Les USA naviguent sur le tsunami

Cette volonté s’est d’abord manifestée par l’envoi de moyens exceptionnels vers l’île indonésienne de Sumatra, dévastée le 26 décembre par des raz de marée qui ont fait près de 174.000 morts. Les dirigeants américains ont ensuite usé d’un ton très conciliant alors qu’éclataient des controverses sur les restrictions imposées aux humanitaires ou sur la durée d’intervention des troupes étrangères dans la province d’Aceh, un bastion musulman. Les Etats-Unis « ont eu toute une action de valorisation de leur image ternie par la politique de Bush », analyse un diplomate occidental à Jakarta. « Ils font tout ce qu’il faut en termes d’affichage pour montrer la générosité américaine à Aceh, en particulier vis-à-vis de tout ce qui est musulman », souligne-t-il. Cela s’est illustré selon lui notamment par des photos d’accolades entre GI’s et Indonésiens fournies par les services de communication de l’armée. A Sumatra, les forces américaines ont été les plus visibles, parce que plus nombreuses et mieux dotées. Washington a dépêché plus de 24 navires, 15.000 soldats et des dizaines d’hélicoptères pour acheminer l’aide. Les journalistes indonésiens et internationaux ont été conviés et hébergés à bord du porte-avions Abraham Lincoln, transportés par les airs, tenus au courant par d’efficaces officiers de presse.
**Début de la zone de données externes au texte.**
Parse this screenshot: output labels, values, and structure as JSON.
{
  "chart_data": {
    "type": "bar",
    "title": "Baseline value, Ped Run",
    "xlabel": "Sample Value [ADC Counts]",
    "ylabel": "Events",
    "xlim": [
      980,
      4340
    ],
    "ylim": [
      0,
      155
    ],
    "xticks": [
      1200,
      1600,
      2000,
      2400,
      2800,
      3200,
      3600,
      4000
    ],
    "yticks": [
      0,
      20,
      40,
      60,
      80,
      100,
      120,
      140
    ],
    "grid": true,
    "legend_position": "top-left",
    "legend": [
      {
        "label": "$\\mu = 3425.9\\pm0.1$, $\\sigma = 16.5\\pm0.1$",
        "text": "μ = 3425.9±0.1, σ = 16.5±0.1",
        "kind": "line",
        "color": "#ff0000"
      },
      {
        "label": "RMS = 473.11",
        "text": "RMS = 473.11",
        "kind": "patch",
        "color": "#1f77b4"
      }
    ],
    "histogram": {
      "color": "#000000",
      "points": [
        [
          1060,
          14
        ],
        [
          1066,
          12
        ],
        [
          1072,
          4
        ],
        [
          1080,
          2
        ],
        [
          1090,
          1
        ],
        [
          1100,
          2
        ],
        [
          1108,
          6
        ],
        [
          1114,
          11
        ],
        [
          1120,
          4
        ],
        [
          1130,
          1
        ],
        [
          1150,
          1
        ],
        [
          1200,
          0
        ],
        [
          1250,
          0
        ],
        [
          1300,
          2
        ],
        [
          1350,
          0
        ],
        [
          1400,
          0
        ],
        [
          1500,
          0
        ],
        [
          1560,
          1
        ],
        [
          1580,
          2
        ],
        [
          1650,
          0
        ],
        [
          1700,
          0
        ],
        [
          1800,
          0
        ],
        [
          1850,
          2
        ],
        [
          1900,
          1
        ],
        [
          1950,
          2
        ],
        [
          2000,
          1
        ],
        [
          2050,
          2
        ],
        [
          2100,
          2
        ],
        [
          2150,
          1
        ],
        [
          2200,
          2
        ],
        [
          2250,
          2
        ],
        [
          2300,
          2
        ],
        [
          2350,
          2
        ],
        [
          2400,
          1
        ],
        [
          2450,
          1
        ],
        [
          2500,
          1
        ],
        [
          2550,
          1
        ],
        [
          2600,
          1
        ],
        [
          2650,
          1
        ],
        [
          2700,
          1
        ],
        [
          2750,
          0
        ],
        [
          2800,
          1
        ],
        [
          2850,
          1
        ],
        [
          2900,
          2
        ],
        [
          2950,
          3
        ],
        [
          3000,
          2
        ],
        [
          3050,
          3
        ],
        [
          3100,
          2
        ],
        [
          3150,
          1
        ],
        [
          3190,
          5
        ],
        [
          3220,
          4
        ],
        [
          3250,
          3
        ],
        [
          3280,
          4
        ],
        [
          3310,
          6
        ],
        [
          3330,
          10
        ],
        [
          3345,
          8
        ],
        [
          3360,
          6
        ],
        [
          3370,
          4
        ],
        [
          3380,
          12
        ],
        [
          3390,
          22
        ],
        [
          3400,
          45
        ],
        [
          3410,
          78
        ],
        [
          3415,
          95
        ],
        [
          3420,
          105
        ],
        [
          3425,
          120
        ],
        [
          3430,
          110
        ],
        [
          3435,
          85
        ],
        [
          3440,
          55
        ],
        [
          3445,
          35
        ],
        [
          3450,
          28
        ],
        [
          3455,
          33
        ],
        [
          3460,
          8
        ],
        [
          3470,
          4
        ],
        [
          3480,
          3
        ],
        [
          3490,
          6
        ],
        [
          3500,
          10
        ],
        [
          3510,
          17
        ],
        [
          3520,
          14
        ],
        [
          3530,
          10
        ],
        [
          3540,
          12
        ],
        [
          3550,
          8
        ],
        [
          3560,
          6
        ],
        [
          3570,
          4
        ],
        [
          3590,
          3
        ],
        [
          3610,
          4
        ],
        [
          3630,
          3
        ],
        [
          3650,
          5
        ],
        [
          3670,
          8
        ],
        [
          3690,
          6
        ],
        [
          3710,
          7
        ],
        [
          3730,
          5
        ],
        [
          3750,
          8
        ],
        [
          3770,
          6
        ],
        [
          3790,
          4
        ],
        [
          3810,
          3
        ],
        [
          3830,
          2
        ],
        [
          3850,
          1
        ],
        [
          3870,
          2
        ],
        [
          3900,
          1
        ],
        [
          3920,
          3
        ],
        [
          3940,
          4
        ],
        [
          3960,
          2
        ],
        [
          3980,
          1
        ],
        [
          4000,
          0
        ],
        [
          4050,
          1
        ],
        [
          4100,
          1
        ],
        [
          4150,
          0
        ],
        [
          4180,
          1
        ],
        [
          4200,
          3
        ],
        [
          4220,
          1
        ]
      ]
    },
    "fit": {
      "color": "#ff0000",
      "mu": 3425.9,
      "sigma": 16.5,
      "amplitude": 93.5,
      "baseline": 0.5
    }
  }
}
En même temps, des leaders politiques américains occupaient le terrain, dont le secrétaire d’Etat Colin Powell ou le numéro 2 du Pentagone, Paul Wolfowitz, ainsi que quelques sénateurs.
Ces responsables n’ont d’ailleurs pas caché que leur opération d’assistance se doublait d’une opération de relations publiques. « Je crois que cela donne au monde musulman et au reste du monde l’opportunité de voir la générosité américaine, les valeurs américaines en action », a déclaré à Jakarta M. Powell.
Les observateurs ont noté le ton très conciliant des envoyés du gouvernement Bush. « Ils ont dit d’emblée que les Indonésiens étaient maître chez eux », relève le diplomate.
Les Américains ont martelé que la « coopération » avec Jakarta était « excellente », alors que des ONG regrettaient la « désorganisation » ou les « restrictions ». Selon Din Syamsuddin, secrétaire général du Conseil des oulémas indonésiens, les efforts américains ne tromperont personne. « Leur réponse rapide est vue par de nombreuses personnes comme une tentative de diversion par rapport à leurs abus contre les musulmans dans le monde », a-t-il dit. Najum Mushtaq, un analyste de l’International Crisis Group (ICG), a lui estimé que « le visage de compassion de l’Amérique a été voilé par l’administration conservatrice ces quatre dernières années ».
Les experts ont aussi décodé l’attitude des Etats-Unis sous un angle économique, en expliquant que le lobby militaro-industriel américain pousse à une restauration des liens rompus avec l’Indonésie. Washington avait décidé d’imposer à Jakarta un embargo militaire après les nombreuses violations des droits de l’Homme imputées à des soldats indonésiens au Timor oriental en 1999. Or, l’armée indonésienne, qui a besoin de renouveler ses matériels qu’elle éreinte dans son offensive contre la rébellion séparatiste d’Aceh, apparaît comme une cliente de choix. Le nouveau président indonésien Susilo Bambang Yudhoyono, est considéré comme un ami de Washington. Reste à persuader les opinions publiques des deux pays, réticentes à un rapprochement des armées. M. Wolfowitz a semblé y travailler: il a souhaité que la population américaine voie « sous un autre jour » les problèmes avec les militaires indonésiens, en prônant « de nouvelles relations en matière de défense ».